The ability to identify infants with sickle cell anemia who are likely to have severe complications later in life would permit accurate prognostication and tailoring of therapy to match disease-related risks and facilitate planning of clinical trials. We attempted to define the features of such babies by following the clinical course of 392 children with sickle cell disease from infancy to about the age of 10 years.

We analyzed the records of 392 infants who received the diagnosis of homozygous sickle cell anemia or sickle cell–β⁰-thalassemia before the age of six months and for whom comprehensive clinical and laboratory data were recorded prospectively; data were available for a mean (±SD) of 10.0±4.8 years. Results obtained before the age of two years were evaluated to determine whether they predicted the outcome later in life.

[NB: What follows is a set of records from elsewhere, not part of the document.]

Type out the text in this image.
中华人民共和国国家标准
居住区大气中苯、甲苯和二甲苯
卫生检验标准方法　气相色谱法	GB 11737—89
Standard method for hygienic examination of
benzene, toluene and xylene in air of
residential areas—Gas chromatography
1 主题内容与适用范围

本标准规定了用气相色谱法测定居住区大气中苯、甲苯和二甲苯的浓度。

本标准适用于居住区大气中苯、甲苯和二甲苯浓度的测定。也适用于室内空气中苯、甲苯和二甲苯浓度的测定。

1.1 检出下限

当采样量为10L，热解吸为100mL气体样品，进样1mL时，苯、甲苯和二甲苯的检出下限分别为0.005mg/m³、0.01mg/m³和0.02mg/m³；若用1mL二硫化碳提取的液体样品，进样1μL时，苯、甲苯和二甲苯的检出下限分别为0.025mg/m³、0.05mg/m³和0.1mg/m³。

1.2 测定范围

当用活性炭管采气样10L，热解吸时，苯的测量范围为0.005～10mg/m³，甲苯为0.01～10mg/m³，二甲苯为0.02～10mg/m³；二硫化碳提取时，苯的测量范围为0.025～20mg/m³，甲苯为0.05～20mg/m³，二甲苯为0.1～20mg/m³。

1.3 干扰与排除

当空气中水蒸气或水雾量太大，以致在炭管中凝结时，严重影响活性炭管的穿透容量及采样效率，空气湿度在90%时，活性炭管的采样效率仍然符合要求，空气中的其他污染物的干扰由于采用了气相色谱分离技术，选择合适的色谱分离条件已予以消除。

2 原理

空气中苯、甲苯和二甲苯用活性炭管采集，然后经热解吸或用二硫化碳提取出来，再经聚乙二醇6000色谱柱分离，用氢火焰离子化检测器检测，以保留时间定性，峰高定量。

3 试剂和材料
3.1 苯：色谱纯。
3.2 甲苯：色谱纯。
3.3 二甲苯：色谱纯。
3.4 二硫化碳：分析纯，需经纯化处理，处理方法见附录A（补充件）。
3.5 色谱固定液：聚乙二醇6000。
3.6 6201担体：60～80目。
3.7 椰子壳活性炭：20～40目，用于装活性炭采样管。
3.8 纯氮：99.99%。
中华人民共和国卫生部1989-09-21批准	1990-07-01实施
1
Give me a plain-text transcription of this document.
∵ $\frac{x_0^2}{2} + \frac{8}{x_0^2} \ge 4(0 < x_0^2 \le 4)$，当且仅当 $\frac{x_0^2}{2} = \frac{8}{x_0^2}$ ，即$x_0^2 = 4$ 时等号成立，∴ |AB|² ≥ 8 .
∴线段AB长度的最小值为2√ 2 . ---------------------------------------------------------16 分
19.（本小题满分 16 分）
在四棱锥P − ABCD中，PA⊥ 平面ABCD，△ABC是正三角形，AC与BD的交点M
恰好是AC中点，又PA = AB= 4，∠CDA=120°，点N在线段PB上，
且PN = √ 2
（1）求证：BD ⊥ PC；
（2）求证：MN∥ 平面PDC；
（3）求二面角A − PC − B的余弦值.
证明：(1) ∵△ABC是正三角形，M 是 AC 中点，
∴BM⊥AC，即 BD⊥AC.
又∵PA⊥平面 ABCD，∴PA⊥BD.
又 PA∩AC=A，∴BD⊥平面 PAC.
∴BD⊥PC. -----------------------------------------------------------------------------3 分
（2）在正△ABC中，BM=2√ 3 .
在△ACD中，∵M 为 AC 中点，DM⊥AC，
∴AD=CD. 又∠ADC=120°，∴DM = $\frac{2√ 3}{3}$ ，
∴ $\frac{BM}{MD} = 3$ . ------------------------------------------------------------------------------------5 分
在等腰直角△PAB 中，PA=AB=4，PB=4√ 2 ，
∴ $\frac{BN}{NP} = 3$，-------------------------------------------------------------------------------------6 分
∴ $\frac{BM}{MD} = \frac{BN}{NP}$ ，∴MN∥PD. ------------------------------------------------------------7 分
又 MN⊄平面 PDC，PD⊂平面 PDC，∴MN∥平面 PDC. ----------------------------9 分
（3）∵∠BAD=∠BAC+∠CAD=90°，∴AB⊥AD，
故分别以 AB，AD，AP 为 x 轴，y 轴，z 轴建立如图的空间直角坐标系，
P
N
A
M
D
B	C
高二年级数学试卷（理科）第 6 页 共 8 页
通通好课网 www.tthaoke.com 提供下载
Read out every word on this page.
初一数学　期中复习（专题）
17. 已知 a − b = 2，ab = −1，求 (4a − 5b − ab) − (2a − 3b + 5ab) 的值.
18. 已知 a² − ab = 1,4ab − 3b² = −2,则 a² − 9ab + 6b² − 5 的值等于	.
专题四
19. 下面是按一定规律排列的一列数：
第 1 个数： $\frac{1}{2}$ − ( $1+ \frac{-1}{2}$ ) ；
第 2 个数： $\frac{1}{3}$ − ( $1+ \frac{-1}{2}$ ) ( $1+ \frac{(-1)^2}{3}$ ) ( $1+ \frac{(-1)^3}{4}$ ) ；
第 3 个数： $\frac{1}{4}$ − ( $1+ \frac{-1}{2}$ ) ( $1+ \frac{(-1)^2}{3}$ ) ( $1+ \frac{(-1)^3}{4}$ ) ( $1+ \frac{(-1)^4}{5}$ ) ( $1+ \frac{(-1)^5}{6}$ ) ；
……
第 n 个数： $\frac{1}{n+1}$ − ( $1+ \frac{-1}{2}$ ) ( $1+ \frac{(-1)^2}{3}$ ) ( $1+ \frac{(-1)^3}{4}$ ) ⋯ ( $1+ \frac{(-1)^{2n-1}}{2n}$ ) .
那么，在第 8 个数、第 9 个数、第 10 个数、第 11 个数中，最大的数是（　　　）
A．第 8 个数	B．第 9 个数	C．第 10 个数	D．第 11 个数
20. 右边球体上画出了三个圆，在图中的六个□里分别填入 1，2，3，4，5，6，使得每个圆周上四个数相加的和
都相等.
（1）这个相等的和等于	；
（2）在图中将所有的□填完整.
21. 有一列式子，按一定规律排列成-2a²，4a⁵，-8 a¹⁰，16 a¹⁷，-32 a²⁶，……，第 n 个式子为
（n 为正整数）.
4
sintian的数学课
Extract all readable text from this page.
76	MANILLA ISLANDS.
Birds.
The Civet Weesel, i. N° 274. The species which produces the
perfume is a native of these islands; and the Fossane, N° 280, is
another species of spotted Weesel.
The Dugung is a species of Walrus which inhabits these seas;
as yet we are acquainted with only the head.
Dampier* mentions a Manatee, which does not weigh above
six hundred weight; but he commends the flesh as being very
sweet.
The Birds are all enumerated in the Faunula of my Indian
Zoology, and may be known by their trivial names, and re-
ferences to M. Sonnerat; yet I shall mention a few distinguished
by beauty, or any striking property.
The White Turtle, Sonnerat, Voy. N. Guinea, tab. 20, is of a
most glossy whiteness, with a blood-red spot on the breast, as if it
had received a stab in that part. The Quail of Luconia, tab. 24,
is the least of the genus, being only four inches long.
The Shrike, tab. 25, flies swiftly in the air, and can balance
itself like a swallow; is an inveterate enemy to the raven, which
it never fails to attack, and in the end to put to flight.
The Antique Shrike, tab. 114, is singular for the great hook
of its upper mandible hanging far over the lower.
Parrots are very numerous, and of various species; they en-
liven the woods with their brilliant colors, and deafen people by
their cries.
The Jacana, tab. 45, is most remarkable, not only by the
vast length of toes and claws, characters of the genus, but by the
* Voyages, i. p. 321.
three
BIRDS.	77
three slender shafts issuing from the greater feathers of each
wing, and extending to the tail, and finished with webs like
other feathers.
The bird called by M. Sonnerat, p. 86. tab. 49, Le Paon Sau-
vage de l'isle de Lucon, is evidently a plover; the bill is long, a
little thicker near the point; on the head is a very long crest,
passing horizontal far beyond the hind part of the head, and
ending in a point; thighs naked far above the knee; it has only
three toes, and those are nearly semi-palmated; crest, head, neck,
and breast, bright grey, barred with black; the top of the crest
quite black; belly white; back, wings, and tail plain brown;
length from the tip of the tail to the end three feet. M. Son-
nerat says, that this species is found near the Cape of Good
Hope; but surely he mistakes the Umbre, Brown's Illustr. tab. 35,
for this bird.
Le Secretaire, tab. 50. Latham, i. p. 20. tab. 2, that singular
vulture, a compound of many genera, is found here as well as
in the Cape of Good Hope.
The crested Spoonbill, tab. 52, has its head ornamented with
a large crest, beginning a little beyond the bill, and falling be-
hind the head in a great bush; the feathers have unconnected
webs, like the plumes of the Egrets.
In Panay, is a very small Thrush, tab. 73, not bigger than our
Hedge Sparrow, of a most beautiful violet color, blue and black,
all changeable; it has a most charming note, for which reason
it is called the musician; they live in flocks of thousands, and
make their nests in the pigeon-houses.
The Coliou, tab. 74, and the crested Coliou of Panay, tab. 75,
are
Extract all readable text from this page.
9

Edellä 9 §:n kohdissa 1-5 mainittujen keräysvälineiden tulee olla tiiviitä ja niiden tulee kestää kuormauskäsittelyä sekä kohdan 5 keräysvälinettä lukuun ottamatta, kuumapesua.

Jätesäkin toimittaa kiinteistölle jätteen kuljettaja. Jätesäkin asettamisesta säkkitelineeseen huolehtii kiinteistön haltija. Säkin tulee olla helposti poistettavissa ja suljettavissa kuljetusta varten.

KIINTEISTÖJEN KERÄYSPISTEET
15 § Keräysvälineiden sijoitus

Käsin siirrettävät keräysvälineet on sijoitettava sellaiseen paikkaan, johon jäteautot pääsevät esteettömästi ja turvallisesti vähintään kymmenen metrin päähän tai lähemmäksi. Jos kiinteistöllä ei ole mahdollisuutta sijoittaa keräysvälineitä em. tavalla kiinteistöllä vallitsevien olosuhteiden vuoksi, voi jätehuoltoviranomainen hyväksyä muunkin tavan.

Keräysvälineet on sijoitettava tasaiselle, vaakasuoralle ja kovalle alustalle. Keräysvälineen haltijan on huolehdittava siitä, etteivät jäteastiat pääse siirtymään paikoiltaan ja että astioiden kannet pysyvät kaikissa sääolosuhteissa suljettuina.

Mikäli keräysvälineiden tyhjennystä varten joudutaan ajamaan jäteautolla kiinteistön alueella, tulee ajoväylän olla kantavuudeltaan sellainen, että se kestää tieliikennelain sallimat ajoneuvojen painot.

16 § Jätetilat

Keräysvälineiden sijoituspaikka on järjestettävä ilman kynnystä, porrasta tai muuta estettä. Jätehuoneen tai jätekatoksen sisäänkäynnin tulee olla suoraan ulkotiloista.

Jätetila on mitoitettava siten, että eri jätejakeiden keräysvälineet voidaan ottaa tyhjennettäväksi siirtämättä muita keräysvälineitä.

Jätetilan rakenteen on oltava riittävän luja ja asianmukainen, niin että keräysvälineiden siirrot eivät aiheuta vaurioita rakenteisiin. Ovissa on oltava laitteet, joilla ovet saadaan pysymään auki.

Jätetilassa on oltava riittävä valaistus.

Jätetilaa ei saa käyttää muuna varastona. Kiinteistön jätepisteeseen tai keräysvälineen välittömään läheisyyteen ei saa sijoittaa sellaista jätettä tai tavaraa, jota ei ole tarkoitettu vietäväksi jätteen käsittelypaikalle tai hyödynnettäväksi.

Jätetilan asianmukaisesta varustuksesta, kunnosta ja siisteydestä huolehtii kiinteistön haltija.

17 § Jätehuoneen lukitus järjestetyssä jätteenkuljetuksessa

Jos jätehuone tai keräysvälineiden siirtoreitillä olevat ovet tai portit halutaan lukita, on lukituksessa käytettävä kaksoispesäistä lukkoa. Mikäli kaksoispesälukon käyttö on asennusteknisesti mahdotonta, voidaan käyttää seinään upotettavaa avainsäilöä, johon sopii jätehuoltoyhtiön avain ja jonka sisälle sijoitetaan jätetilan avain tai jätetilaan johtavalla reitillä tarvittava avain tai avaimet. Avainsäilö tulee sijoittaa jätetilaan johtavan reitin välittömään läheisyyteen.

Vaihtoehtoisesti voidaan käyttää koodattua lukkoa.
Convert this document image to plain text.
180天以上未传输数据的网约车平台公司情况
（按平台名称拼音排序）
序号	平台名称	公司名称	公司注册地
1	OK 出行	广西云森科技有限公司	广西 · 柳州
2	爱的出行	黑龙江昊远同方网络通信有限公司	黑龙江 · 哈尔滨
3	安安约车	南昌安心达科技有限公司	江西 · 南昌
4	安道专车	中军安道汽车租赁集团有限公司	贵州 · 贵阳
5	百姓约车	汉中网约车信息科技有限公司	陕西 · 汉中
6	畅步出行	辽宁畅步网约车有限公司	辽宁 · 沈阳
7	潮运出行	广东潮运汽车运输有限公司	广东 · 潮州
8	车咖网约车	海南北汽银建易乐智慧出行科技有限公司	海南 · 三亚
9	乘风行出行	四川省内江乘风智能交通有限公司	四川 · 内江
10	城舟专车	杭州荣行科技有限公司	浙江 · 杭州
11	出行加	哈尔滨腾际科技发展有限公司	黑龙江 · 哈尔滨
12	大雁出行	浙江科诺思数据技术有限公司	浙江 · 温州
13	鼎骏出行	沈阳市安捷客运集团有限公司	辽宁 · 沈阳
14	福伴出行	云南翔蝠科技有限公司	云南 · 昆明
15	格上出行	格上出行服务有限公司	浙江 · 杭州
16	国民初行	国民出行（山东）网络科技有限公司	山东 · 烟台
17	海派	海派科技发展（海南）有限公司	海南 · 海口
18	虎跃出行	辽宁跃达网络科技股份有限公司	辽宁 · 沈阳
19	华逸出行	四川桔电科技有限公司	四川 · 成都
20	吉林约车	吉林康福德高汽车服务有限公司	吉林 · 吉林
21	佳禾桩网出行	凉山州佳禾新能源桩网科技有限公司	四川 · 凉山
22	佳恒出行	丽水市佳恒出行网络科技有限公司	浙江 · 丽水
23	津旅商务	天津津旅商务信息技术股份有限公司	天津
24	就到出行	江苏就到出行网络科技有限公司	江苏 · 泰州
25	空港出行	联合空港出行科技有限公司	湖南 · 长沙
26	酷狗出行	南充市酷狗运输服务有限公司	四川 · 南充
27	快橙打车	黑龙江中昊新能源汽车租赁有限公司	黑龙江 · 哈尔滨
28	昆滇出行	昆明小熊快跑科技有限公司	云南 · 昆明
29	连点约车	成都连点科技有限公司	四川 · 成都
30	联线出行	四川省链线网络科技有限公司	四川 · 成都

Of the 392 infants in the cohort, 70 (18 percent) subsequently had an adverse outcome, defined as death (18 patients [26 percent]), stroke (25 [36 percent]), frequent pain (17 [24 percent]), or recurrent acute chest syndrome (10 [14 percent]). Using multivariate analysis, we found three statistically significant predictors of an adverse outcome: an episode of dactylitis (defined as pain and tenderness in the hands or feet) before the age of one year (relative risk of an adverse outcome, 2.55; 95 percent confidence interval, 1.39 to 4.67), a hemoglobin level of less than 7 g per deciliter (relative risk, 2.47; 95 percent confidence interval, 1.14 to 5.33), and leukocytosis in the absence of infection (relative risk, 1.80; 95 percent confidence interval, 1.05 to 3.09).

Three easily identifiable manifestations of sickle cell disease that may appear in the first two years of life (dactylitis, severe anemia, and leukocytosis) can help to predict the possibility of severe sickle cell disease later in life.